American anthropologist (1907-2007)

Lucy Kramer Cohen (May 22, 1907 – January 2, 2007) was an American anthropologist and civil servant who worked with her husband Felix S. Cohen on the Indian Reorganization Act and The Handbook of Federal Indian Law, which are both considered landmarks in Native American legal history in the United States. After her husband's death in 1953, she edited The Legal Conscience, a collection of Felix's writings published by Yale University Press in 1960. Initially, Kramer Cohen's contributions to her husband's work were not widely recognized. In 2005, a revised edition of The Handbook of Federal Indian Law was dedicated to Kramer Cohen in recognition of her work.

== Early life ==
Lucy Kramer was born in 1907 to a Jewish family in Brooklyn, New York. She received her bachelor's degree from Barnard College in 1928 and earned master's degrees in mathematics and anthropology from Columbia University, where she studied under anthropologist Franz Boas. Kramer met Felix S. Cohen in 1925, and they married in 1931.

== Career ==
In 1933, Felix Cohen accepted a position in the solicitor's office of the United States Department of the Interior and Kramer Cohen joined him, often working without pay due to federal employment rules during the Great Depression. Together, the Cohens conducted a comprehensive survey of Native American tribes in the United States, which led to the creation of the Indian Reorganization Act of 1934, also known as the Wheeler-Howard Act. Lucy Kramer Cohen drafted the questionnaires for the surveys and tabulated the results. The Cohens' next project at the Department of the Interior was The Handbook of Federal Indian Law, which compiled decades of legal precedents concerning relations between Native Americans and the United States government. Lucy Kramer Cohen contributed to the research and drafting of the Handbook, writing several chapters without receiving credit.
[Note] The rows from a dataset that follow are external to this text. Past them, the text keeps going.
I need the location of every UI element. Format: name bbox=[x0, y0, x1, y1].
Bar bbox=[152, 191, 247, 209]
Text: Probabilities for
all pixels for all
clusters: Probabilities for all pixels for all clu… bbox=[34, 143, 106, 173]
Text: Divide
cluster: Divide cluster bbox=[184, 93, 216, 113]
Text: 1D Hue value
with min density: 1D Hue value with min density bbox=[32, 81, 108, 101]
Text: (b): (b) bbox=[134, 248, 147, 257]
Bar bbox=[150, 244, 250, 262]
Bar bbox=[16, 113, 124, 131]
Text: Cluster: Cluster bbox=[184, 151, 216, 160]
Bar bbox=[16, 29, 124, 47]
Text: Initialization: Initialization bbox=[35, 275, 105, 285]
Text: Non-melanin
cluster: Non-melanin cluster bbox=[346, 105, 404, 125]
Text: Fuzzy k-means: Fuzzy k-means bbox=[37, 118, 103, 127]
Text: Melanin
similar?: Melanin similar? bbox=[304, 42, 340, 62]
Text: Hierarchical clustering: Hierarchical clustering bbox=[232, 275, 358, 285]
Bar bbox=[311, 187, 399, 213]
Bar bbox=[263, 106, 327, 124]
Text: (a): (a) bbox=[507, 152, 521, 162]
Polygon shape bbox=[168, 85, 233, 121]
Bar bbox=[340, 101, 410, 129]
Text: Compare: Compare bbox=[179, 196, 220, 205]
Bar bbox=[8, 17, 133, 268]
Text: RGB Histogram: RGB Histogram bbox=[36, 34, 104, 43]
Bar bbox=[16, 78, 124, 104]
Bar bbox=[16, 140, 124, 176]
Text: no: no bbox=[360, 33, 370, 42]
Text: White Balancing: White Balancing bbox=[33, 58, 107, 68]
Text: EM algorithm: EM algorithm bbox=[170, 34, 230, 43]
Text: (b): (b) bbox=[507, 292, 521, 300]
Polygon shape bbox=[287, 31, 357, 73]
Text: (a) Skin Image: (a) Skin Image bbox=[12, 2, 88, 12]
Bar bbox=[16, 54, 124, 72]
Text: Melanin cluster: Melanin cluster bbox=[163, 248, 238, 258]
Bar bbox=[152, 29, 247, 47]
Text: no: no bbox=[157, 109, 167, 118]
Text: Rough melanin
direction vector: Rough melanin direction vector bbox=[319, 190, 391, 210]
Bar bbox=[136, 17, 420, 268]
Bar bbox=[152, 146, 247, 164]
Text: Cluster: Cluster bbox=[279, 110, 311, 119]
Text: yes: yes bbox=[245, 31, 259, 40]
Felix Cohen died in 1953 at the age of 46. Lucy Kramer Cohen raised their two daughters while continuing to work full-time for various government agencies. In addition to her work at the Department of the Interior, she worked for the Department of Agriculture, National War Labor Board, Department of Labor, and Public Health Service. She also served as a researcher and speechwriter for Helen Gahagan Douglas, a California Congresswoman who ran for the U.S. Senate in 1950.
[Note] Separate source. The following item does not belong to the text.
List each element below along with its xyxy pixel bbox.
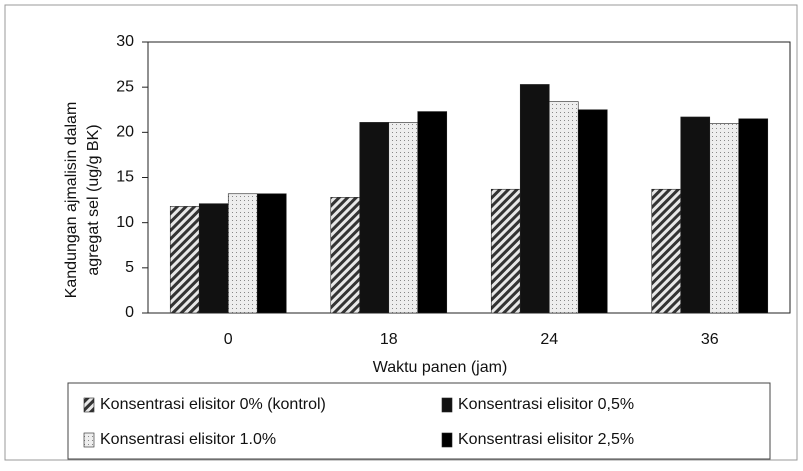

Kramer Cohen was involved with various political causes and organizations throughout her life, including the League for Industrial Democracy, the Association on American Indian Affairs, and the Socialist Party of the USA. In the 1950s, she was the subject of a loyalty investigation during the Second Red Scare.

== Later life ==
Kramer Cohen officially retired from government service in 1977 but continued to work on annual contracts until 1989. In her later life, she became an artist and worked closely with Italian-American artist Pietro Lazzari. She died in 2007 after suffering a stroke.